Union Urban Development Minister Hardeep Singh Puri on Friday said the criminal neglect in the 70 years after independence was responsible for the sad state of India’s urban planning even as the Modi government had taken the required measures to address the problems.

“Starting point of any analysis of Indian urban space is characterised as criminal neglect and much of this has been evident for most of the 70 years of our existence,” said Singh during a discussion at an event based on Planning of Urban Spaces here.

The Minister advocated shaming the garbage throwers to make the cleanliness drive successful.

Talking about the flagship schemes of the Modi-led government, such as the Atal Mission for Rejuvenation and Urban Transformation, Pradhan Mantri Awas Yojana, the Minister said there was significant improvement as the government had shifted its focus to urbanisation in the backdrop of 31 per cent of the population living in urban spaces and the majority of the revenue coming from there.

“The fundamental shifting after 2014 is that the present government has embraced urbanisation in a positive way and looking at it as economic opportunities,” he said.

As of 2014, the global population was at 7.6 billion and 53.6 per cent (3.9 billion) lived in urban spaces, which is likely to go up to 63 per cent by 2050, the Minister added.

He said the country was preoccupied with rural development for a few decades post-independence since “we are an agricultural country”.

“About 66 per cent of population still lives in rural areas.

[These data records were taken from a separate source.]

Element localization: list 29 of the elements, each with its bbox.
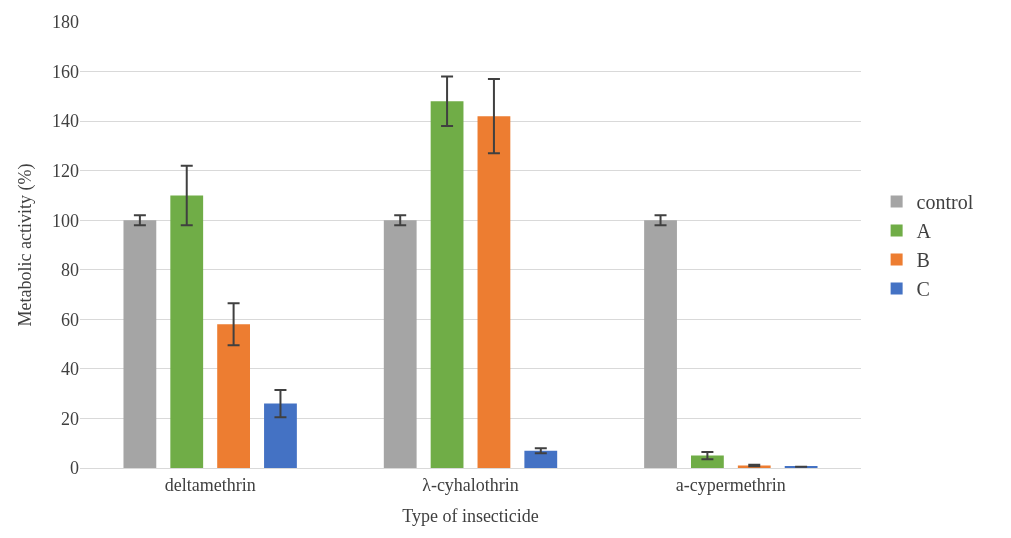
y-tick-label: 100 bbox=[52, 210, 79, 231]
legend-label: control bbox=[916, 191, 974, 214]
y-tick-label: 60 bbox=[61, 309, 79, 330]
legend-label: A bbox=[916, 220, 932, 243]
y-tick-label: 0 bbox=[70, 458, 79, 479]
bar bbox=[264, 403, 297, 468]
y-axis-title: Metabolic activity (%) bbox=[15, 163, 37, 327]
x-axis-title: Type of insecticide bbox=[402, 505, 539, 526]
y-tick-label: 120 bbox=[52, 160, 79, 181]
y-tick-label: 140 bbox=[52, 111, 79, 132]
y-tick-label: 20 bbox=[61, 408, 79, 429]
x-tick-label: λ-cyhalothrin bbox=[422, 474, 519, 495]
bar bbox=[524, 450, 558, 468]
bar bbox=[217, 324, 250, 468]
bar bbox=[123, 220, 157, 468]
y-tick-label: 180 bbox=[52, 12, 79, 33]
bar bbox=[691, 455, 724, 468]
bar bbox=[430, 101, 464, 468]
legend-label: B bbox=[916, 249, 930, 272]
y-tick-label: 160 bbox=[52, 61, 79, 82]
bar bbox=[170, 195, 204, 468]
legend-label: C bbox=[916, 278, 930, 301]
bar bbox=[644, 220, 677, 468]
x-tick-label: a-cypermethrin bbox=[675, 474, 786, 495]
bar bbox=[383, 220, 417, 468]
y-tick-label: 40 bbox=[61, 359, 79, 380]
x-tick-label: deltamethrin bbox=[164, 474, 256, 495]
bar bbox=[477, 116, 511, 468]
y-tick-label: 80 bbox=[61, 260, 79, 281]
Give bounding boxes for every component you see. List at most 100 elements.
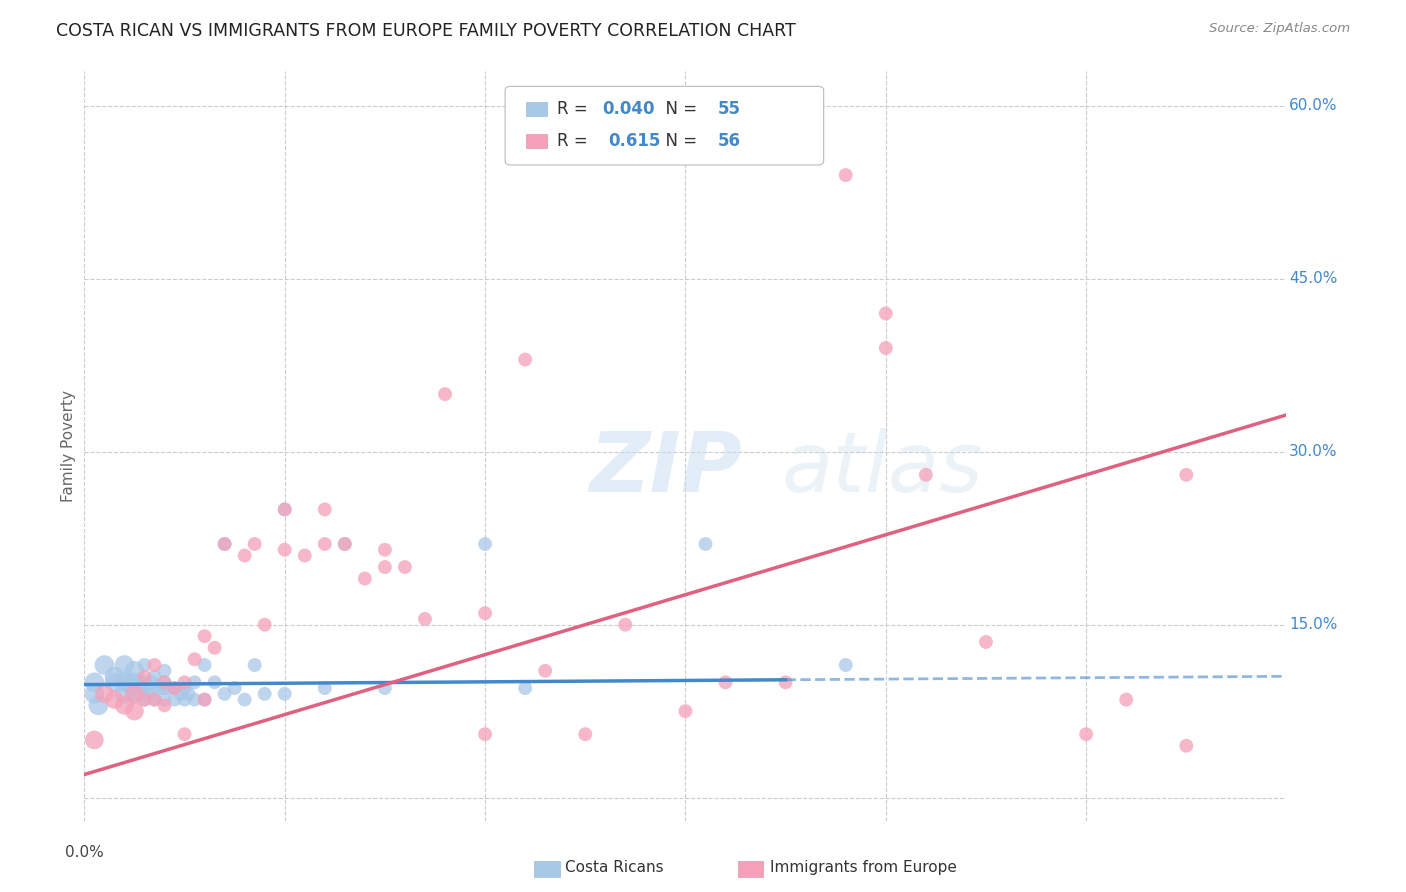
Point [173,681,195,695]
FancyBboxPatch shape [505,87,824,165]
Text: 55: 55 [718,100,741,118]
Point [474,606,496,620]
Point [163,681,186,695]
Point [1175,467,1198,482]
Point [253,617,276,632]
Text: COSTA RICAN VS IMMIGRANTS FROM EUROPE FAMILY POVERTY CORRELATION CHART: COSTA RICAN VS IMMIGRANTS FROM EUROPE FA… [56,22,796,40]
Point [114,675,135,690]
Point [374,542,396,557]
Text: N =: N = [655,100,703,118]
Point [204,640,226,655]
Point [714,675,737,690]
Point [149,681,172,695]
Point [124,687,146,701]
Text: 45.0%: 45.0% [1289,271,1337,286]
Point [103,692,125,706]
Point [1115,692,1137,706]
Point [294,549,316,563]
Point [103,669,125,683]
Text: Immigrants from Europe: Immigrants from Europe [770,861,957,875]
Point [114,687,135,701]
Point [134,681,156,695]
Text: 56: 56 [718,132,741,150]
Text: Source: ZipAtlas.com: Source: ZipAtlas.com [1209,22,1350,36]
Point [183,652,205,666]
Point [214,537,236,551]
Point [875,341,897,355]
Point [274,542,297,557]
FancyBboxPatch shape [526,135,547,148]
Point [157,681,180,695]
Point [835,168,858,182]
Point [87,698,110,713]
Point [143,658,166,673]
Point [83,675,105,690]
Point [314,681,336,695]
Point [138,687,160,701]
Point [675,704,697,718]
Point [474,727,496,741]
Point [163,681,186,695]
Text: 0.0%: 0.0% [65,845,104,860]
Point [614,617,637,632]
Point [534,664,557,678]
Point [374,560,396,574]
Point [169,687,191,701]
Point [333,537,356,551]
FancyBboxPatch shape [526,102,547,116]
Point [474,537,496,551]
Point [194,629,217,643]
Text: 15.0%: 15.0% [1289,617,1337,632]
Point [194,692,217,706]
Point [413,612,436,626]
Point [354,572,377,586]
Point [243,658,266,673]
Point [374,681,396,695]
Point [124,664,146,678]
Point [134,692,156,706]
Point [194,658,217,673]
Point [515,681,537,695]
Text: atlas: atlas [782,428,983,509]
Point [173,727,195,741]
Point [143,681,166,695]
Point [143,692,166,706]
Point [974,635,997,649]
Point [434,387,457,401]
Point [214,537,236,551]
Point [143,692,166,706]
Y-axis label: Family Poverty: Family Poverty [60,390,76,502]
Text: R =: R = [557,100,593,118]
Point [274,502,297,516]
Point [83,687,105,701]
Point [515,352,537,367]
Point [253,687,276,701]
Text: N =: N = [655,132,703,150]
Point [204,675,226,690]
Point [153,664,176,678]
Point [143,669,166,683]
Point [129,681,152,695]
Point [274,502,297,516]
Text: 0.040: 0.040 [603,100,655,118]
Point [153,692,176,706]
Point [134,669,156,683]
Point [83,733,105,747]
Point [173,675,195,690]
Point [124,675,146,690]
Point [134,692,156,706]
Point [134,658,156,673]
Point [114,658,135,673]
Point [775,675,797,690]
Point [915,467,938,482]
Point [233,692,256,706]
Text: 0.615: 0.615 [609,132,661,150]
Point [141,675,163,690]
Point [124,704,146,718]
Text: ZIP: ZIP [589,428,742,509]
Point [224,681,246,695]
Point [274,687,297,701]
Point [153,675,176,690]
Point [163,692,186,706]
Point [1175,739,1198,753]
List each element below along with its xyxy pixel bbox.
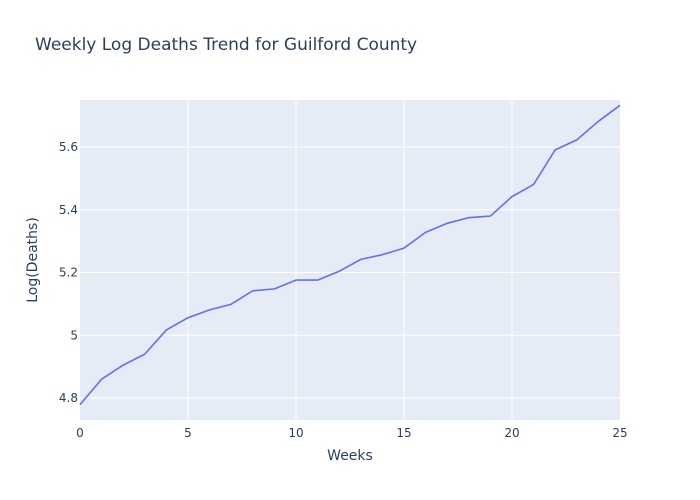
x-axis-title: Weeks	[327, 448, 373, 464]
y-tick-labels: 4.8 5 5.2 5.4 5.6	[59, 140, 78, 405]
x-tick-label: 20	[504, 426, 519, 440]
x-tick-label: 10	[288, 426, 303, 440]
y-tick-label: 5.4	[59, 203, 78, 217]
x-gridlines	[187, 100, 513, 420]
y-tick-label: 5.2	[59, 266, 78, 280]
x-tick-label: 15	[396, 426, 411, 440]
y-axis-title: Log(Deaths)	[25, 217, 41, 303]
y-tick-label: 5	[70, 328, 78, 342]
plot-area	[80, 100, 620, 420]
chart-title: Weekly Log Deaths Trend for Guilford Cou…	[35, 35, 417, 55]
x-tick-label: 0	[76, 426, 84, 440]
x-tick-labels: 0 5 10 15 20 25	[76, 426, 627, 440]
y-tick-label: 4.8	[59, 391, 78, 405]
series-layer	[79, 104, 621, 406]
x-tick-label: 5	[184, 426, 192, 440]
series-line	[79, 104, 621, 406]
y-tick-label: 5.6	[59, 140, 78, 154]
x-tick-label: 25	[612, 426, 627, 440]
y-gridlines	[80, 146, 620, 399]
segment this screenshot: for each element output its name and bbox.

But the contribution of agriculture to the GDP is reducing. It is just 12 per cent,” Singh said.

“Thus, people are moving to urban areas, which is a reality,” he said, adding that this phenomenon needed to be dealt with.

Singh said municipalities in the country needed to be empowered and made financially viable in order to get the planned urbanisation done.

“The future lies in municipalities being empowered and floating bonds so they can raise money. Pune and Hyderabad have already shown the way,” he said, adding that the earlier governments were control freaks while the present government had a hands-off approach.

He said if civil servants were sensitive and efficient, municipal programmes including cleanliness drives could be implemented successfully.

“Indore could do it garbage-free. Why not others?… It may not be a bad idea if we put in the annual confidential reports of civil servants if he or she is sensitive to swacchata,” he said.

“In swachhata sarvekshan (cleanliness survey), I see improvement. But every time I cite the figure, somebody gives me anecdotal evidence that there is garbage dumped behind his house. The best thing is to click a photograph. Hopefully, we can shame someone who throws the garbage,” he said.